Nadia Sirota (right) and Clarice Jensen performing Nico Muhly's  "Duet No. 1, Chorale Pointing Downwards" at Galapagos Art Space.

Nadia Sirota (right) and Clarice Jensen performing Nico Muhly's "Duet No. 1, Chorale Pointing Downwards" at Galapagos Art Space.

I regret missing the first of the four installments of Undiscovered Islands, the festival of new music presented on Friday nights in May at Galapagos Art Space in Dumbo, Brooklyn, by New Amsterdam Records. By all acconts, Darcy James Argue’s Secret Society — an 18-piece ensemble that Argue has dubbed a “steampunk big band” —  put on a killer show. (I still haven’t figured out how to be in two places at once, and MONO and the Wordless Music Orchestra were already on my calendar for that night!)

Nico Muhly and Nadia Sirota.

Nico Muhly and Nadia Sirota.

I’m glad I didn’t miss the second installment last night. It was a CD-release party for violist Nadia Sirota‘s first solo CD, First Things First. The program, credited as Nadia Sirota and friends, included many of the pieces on the new album.
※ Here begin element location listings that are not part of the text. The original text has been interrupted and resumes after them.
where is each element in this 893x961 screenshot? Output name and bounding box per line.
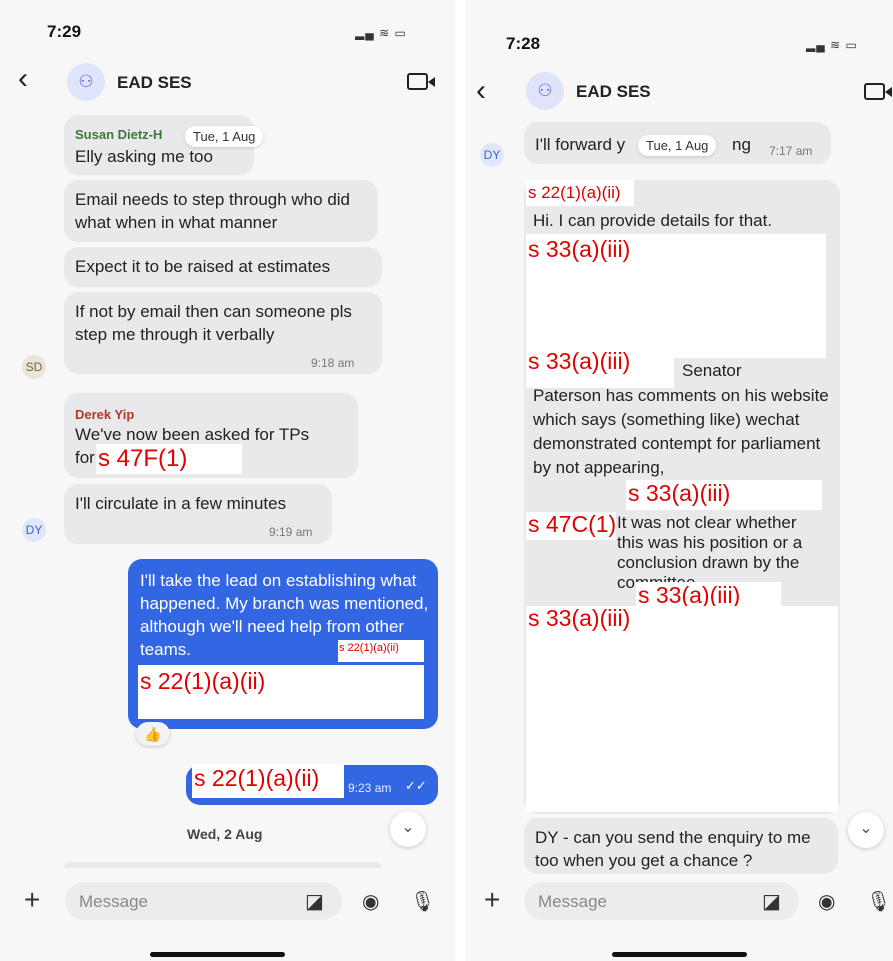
microphone-icon[interactable]: 🎙 [410,889,435,914]
video-call-icon[interactable] [864,83,892,100]
scroll-down-button[interactable]: ⌄ [390,811,426,847]
redaction-label: s 47C(1) [528,511,617,537]
message-input-placeholder: Message [79,892,148,911]
add-attachment-button[interactable]: + [24,886,40,914]
message-text: DY - can you send the enquiry to me too … [535,828,811,870]
message-time: 7:17 am [769,144,813,158]
message-input[interactable]: Message [65,882,342,920]
redaction-label: s 47F(1) [98,445,188,472]
redaction-label: s 33(a)(iii) [628,480,731,506]
message-time: 9:23 am [348,781,392,795]
avatar[interactable]: DY [480,143,504,167]
chat-title: EAD SES [117,73,192,92]
message-text: Email needs to step through who did what… [75,190,351,232]
sticker-icon[interactable]: ◪ [762,889,781,914]
message-text: I'll circulate in a few minutes [75,494,287,513]
message-text: It was not clear whether this was his po… [617,513,803,592]
message-text: I'll forward y [535,135,626,154]
redaction-label: s 22(1)(a)(ii) [528,183,621,202]
message-text: ng [732,135,751,154]
status-time: 7:29 [47,22,82,41]
redaction-box [526,606,838,812]
date-separator: Wed, 2 Aug [187,826,263,842]
camera-icon[interactable]: ◉ [818,889,835,914]
status-icons: ▂▄ ≋ ▭ [806,38,858,52]
scroll-down-button[interactable]: ⌄ [848,812,884,848]
date-pill: Tue, 1 Aug [185,126,264,147]
redaction-label: s 33(a)(iii) [528,236,631,262]
read-receipt-icon: ✓✓ [405,778,427,793]
redaction-label: s 22(1)(a)(ii) [339,642,399,654]
status-time: 7:28 [506,34,541,53]
status-icons: ▂▄ ≋ ▭ [355,26,407,40]
message-input[interactable]: Message [524,882,799,920]
left-screenshot: 7:29 ▂▄ ≋ ▭ ‹ ⚇ EAD SES Susan Dietz-H El… [0,0,455,961]
redaction-label: s 22(1)(a)(ii) [194,765,320,791]
back-button[interactable]: ‹ [18,64,28,94]
redaction-label: s 33(a)(iii) [528,348,631,374]
message-time: 9:19 am [269,525,313,539]
home-indicator [612,952,747,957]
message-time: 9:18 am [311,356,355,370]
message-input-placeholder: Message [538,892,607,911]
add-attachment-button[interactable]: + [484,886,500,914]
date-pill: Tue, 1 Aug [638,135,717,156]
avatar[interactable]: DY [22,518,46,542]
group-avatar-icon: ⚇ [67,63,105,101]
message-bubble: If not by email then can someone pls ste… [64,292,382,374]
reaction-thumbs-up[interactable]: 👍 [136,722,170,746]
message-bubble: Email needs to step through who did what… [64,180,378,242]
message-text: If not by email then can someone pls ste… [75,302,352,344]
message-text: Elly asking me too [75,147,213,166]
message-text: Hi. I can provide details for that. [533,211,773,230]
chat-title: EAD SES [576,82,651,101]
sticker-icon[interactable]: ◪ [305,889,324,914]
message-bubble: DY - can you send the enquiry to me too … [524,818,838,874]
message-bubble: Expect it to be raised at estimates [64,247,382,287]
back-button[interactable]: ‹ [476,76,486,106]
avatar[interactable]: SD [22,355,46,379]
redaction-label: s 33(a)(iii) [638,582,741,608]
message-bubble: I'll circulate in a few minutes 9:19 am [64,484,332,544]
message-text: Paterson has comments on his website whi… [533,386,829,477]
redaction-label: s 22(1)(a)(ii) [140,668,266,694]
message-text: Expect it to be raised at estimates [75,257,331,276]
home-indicator [150,952,285,957]
message-text: Senator [682,361,742,380]
microphone-icon[interactable]: 🎙 [866,889,891,914]
camera-icon[interactable]: ◉ [362,889,379,914]
group-avatar-icon: ⚇ [526,72,564,110]
sender-name: Susan Dietz-H [75,127,163,142]
redaction-label: s 33(a)(iii) [528,605,631,631]
video-call-icon[interactable] [407,73,435,90]
right-screenshot: 7:28 ▂▄ ≋ ▭ ‹ ⚇ EAD SES DY I'll forward … [466,0,893,961]
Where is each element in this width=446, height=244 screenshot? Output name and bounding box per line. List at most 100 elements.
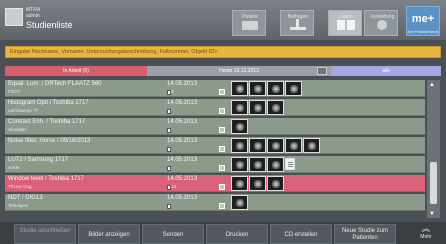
study-bodypart: Testobject [8,203,29,208]
study-date: 14.05.2013 [167,119,198,125]
study-name: Equal. Lum. / DRTech FLAATZ 560 [8,81,102,87]
study-date: 14.05.2013 [167,157,198,163]
xray-thumbnail[interactable] [285,138,302,153]
brand-subtitle: Ihre Produkte bereit [407,30,439,34]
thumbnail-strip [231,138,320,153]
xray-thumbnail[interactable] [249,157,266,172]
xray-thumbnail[interactable] [267,100,284,115]
study-date: 14.05.2013 [167,176,198,182]
thumbnail-strip [231,119,248,134]
table-row[interactable]: LUT2 / Samsung 1717 Ankle 14.05.2013 [5,156,425,173]
new-study-button[interactable]: Neue Studie zum Patienten [334,224,396,244]
xray-thumbnail[interactable] [267,138,284,153]
study-bodypart: Lam/Sweep ?? [8,108,39,113]
xray-thumbnail[interactable] [267,81,284,96]
study-date: 14.05.2013 [167,100,198,106]
nav-tile-verwaltung[interactable]: Verwaltung [364,10,398,36]
send-button[interactable]: Senden [142,224,204,244]
patient-icon [242,21,258,30]
xray-thumbnail[interactable] [231,100,248,115]
image-count: 13 [171,184,177,189]
status-marker [219,108,225,114]
brand-text: me+ [411,13,435,25]
study-name: Histogram Opti / Toshiba 1717 [8,100,89,106]
calendar-icon[interactable] [317,67,327,75]
filter-bar: In Arbeit (0) Heute 23.12.2013 alle [5,66,441,76]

But her friends, including Caleb Burhans and Grey McMurry of itsnotyouitsme, cellist Clarice Jensen, and the Chiara String Quartet, did their own works as well.

Much of the work Sirota performs is written specifically for her, and that plays to her technical strengths. She and Jensen opened the evening with Nico Muhly‘s “Duet No. 1, Chorale Pointing Downwards.” It’s a short duet that played with 14 chords, producing a beautiful, cyclical feeling that built to a significant peak before gently fading away. Muhly later joined Sirota onstage for two edtudes he wrote for her.

Composers Marcos Balter and Judd Greenstein (a founder of the record label) also contributed pieces to Sirota’s program. Balter’s “Live Water” was the more compelling of his two works, featuring Sirota’s viola ostinatos over a recording of whispered text.

Greenstein’s “Duo 1979,” featuring his Moog Prodigy synthesizer (made in 1979, as he explained it) and Sirota’s viola, often playing parallel figures, was so jovial that it brought a smile to my face.

Art floats in Galapagos's watery interior.

Art floats in Galapagos's watery interior.

Two more installments of Undiscovered Islands remain at Galapagos, Main and Front streets, Dumbo, Brooklyn. Next Friday brings new-music supergroup Signal to the stage to perform the world premiere of “Penelope,” Sarah Kirkland Snider‘s 48-minute song cycle. Vocalist Rachel Calloway and guitarist Steven Mackey are featured. The series closes May 29 with the Now Ensemble’s world premiere performance of composer Missy Mazzoli‘s “Song from the Uproar,” a work for ensemble, voice, electronics and film (by documentary filmmaker Stephen Taylor)  examining the life of adventurer Isabelle Eberhardt. Shows start at 8 p.m. $12.